Quail Cassoulet


In the south, Bobwhite Quail hunting is deeply rooted in it’s history  and hunting traditions.  As quickly as quail season approaches, it seemingly ends.  We can extend the season with lasting memories of the hunt while cooking and enjoying some of our harvested birds.   

Just like my passion for hunting, I have a passion for cooking.  My first culinary cooking classes took place while living in New York,  at the French Culinary and the Institute of Culinary Education.  Along with that, I did a wine internship at  Baltazar’s an Iconic French Brasserie.  I also imported and sold wines from France & Europe.  So needless to say, French cuisine and wines have a special place in my heart.   When we lived in New York, one of our favorite places to dine was Quercy in Brooklyn. It was a small local French restaurant within walking distance of our apartment.   Although they have closed, we still dream about the food.  On a cold night, our go to and favorite dish was Cassoulet with a French Cote du Rhone and a warm piece of bread.  Traditionally, cassoulet is made with Duck Leg confit and assorted duck or pork sausage along with Tarbais Beans.  

This dish takes time to prepare.  So, it’s best spaced over a few days.  This play on a traditional recipe is meant for easier access to products in your local store or quail, pheasant, duck or turkey you have harvested.  For a play on the traditional fare for this recipe, I used quail.  

Recipe for Quail Confit as follows:  ( This may be used pheasant, turkey, or duck legs)

Ingredients for Confit:

Whole Quail:  4 TO 5 LBS bone in.

Salt: 2 teaspoons kosher salt per pound.  (Sounds like a lot but it’s not)

Black Pepper: 3 teaspoons of pepper give or take per your liking.

Garlic cloves:  5 to 6 smashed whole garlic cloves.

Herbs:  I use 7 to 8 sprigs of fresh thyme and 2 stems of rosemary.  (You can adjust to your taste)

Duck fat:  Enough to cover the game birds ( 3 jars in my case.  You may use olive oil to top off or to mix in.)

Instructions:

Sprinkle salt, pepper, herbs and garlic over game birds thoroughly.   Place into a zip loc overnight or up to two nights in the fridge.

Confit Cooking Instructions:

Pre heat oven to 200 degrees no more that 225.  

Have duck fat at room temperature 

Add quail and contents from the zip loc to a Dutch oven or similar vessel cover with duck fat and cover.  Place in oven until for tender start checking at one hour.  Once falling off the bone tender pull from the oven.  At this point the confit game may be saved in the duck fat for up to 2 months in the fridge.  

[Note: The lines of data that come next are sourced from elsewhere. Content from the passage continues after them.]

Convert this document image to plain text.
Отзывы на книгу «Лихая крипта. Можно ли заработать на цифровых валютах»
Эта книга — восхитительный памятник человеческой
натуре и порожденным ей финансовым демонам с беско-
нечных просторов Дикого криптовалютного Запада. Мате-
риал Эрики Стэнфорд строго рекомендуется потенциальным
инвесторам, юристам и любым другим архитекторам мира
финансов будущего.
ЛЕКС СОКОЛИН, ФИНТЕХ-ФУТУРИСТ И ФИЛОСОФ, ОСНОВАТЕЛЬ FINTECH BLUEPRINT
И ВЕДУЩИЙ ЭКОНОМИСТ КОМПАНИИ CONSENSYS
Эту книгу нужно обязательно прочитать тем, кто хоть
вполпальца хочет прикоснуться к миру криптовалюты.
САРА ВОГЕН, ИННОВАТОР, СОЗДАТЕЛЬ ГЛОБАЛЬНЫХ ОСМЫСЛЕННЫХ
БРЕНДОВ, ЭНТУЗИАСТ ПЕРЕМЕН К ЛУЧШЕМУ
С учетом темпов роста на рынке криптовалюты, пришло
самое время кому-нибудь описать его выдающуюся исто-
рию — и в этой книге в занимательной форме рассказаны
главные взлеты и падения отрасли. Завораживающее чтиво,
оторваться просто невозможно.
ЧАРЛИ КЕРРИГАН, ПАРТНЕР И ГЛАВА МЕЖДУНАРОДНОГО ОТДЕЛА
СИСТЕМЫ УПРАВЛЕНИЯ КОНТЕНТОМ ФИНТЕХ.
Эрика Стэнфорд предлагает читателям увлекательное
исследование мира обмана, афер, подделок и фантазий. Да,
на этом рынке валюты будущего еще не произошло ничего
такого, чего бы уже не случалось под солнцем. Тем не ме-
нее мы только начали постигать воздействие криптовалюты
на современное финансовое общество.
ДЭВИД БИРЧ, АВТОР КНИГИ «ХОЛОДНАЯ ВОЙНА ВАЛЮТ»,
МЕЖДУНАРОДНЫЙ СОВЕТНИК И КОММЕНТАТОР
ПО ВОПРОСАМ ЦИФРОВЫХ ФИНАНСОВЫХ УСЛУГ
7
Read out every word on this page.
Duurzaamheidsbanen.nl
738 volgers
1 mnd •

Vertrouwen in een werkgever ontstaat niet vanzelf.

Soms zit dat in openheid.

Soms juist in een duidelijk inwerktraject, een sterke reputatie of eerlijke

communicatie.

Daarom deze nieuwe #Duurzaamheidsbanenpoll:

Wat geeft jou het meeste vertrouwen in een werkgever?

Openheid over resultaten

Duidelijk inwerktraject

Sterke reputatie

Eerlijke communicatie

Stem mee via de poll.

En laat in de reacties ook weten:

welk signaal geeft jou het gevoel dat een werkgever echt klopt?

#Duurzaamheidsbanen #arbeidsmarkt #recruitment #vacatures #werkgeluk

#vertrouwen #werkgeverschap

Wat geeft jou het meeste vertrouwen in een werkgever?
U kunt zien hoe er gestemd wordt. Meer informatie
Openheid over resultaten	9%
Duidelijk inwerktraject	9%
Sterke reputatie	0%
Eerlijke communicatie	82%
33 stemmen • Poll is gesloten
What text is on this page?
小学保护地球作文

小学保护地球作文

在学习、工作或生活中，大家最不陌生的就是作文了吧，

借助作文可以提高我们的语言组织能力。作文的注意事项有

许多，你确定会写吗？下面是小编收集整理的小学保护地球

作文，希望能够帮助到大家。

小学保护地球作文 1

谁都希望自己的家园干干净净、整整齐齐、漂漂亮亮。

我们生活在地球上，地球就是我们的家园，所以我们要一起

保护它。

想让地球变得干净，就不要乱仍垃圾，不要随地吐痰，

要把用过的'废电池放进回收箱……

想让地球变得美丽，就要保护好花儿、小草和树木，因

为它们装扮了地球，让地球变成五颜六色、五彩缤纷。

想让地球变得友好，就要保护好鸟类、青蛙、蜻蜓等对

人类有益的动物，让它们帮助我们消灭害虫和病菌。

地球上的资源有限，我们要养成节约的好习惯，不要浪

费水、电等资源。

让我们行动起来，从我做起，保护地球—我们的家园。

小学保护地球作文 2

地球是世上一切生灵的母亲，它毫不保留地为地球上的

Recipe for beans as follows:

Ingredients for beans:

Beans: 3 pounds of Tarbais beans:  ( I used Navy beans or any white beans although not traditional it still works well.)

Ventreche or Bacon or smoked bacon: 12 ounces

Onion: 2 medium onions cut in half

Carrot: 2 large carrots cut in quarters.

Cloves: 5 whole cloves

Bouquet  garni: Use what you have but can be 4 or so parsley sprigs, 2 celery stalks, 2 sprigs of thyme, 2 bay leaves , and 8 to 10 whole peppercorns.  Use a cheesecloth for removal of this later.

Instructions:


1 .Place beans in a bowl and fill with cool water to cover.  Leave the beans to soak at room temperature overnight, checking the water level every so often as the beans will absorb quite a bit of water.

2. Drain beans then add them to a large pot along with bacon, garlic, carrots, and bouquet garni.  Press clove points into the outside of the onions and add them to the pot as well.  Add enough cool water to cover the mixture by at least 3 inches.  Bring to a boil over medium-high heat then reduce to a low simmer , uncovered until the beans are barely tender, about 1 to 1 ½ hours.

3.  Drain the bean mixture, reserve beans, carrots and bacon

Recipe for Cassoulet :

Instructions:

1.Preheat oven to 350 degrees

2. Coat a cassoulet clay dish or Dutch oven similar pot (8-9 quarts) with duck fat

3. Stir 1 tablespoon of tomato paste into 3 ½ cups of veal stock.  (Or water and a beef/chicken bouillon cube for substitute.)

4. Brown 1 package of pork sausage of your liking and 1 package of garlic sausage.  You can use what you can find.  Once browned not cooked cut up to your liking.  This will be mixed into the bean dish.

5.  Put half of the bean mixture into the dish. Layer the quail and sausage plus carrots and bacon on top.   Add the remaining beans.  Add the mixture of stock and tomato paste over the dish and a quarter cup of duck fat over the beans.  Bake the beans for 2 ½ hours or until hot.

6.  Increase the oven to 400 degrees and bake cassoulet until a brown crust forms on top .  Make sure to cut the crust and check for liquid.  If liquid is needed add water or stock.  It should have a stew consistency.  You can cut the crust several times to check.  Pull when bubbling hot and nice brown crust has formed.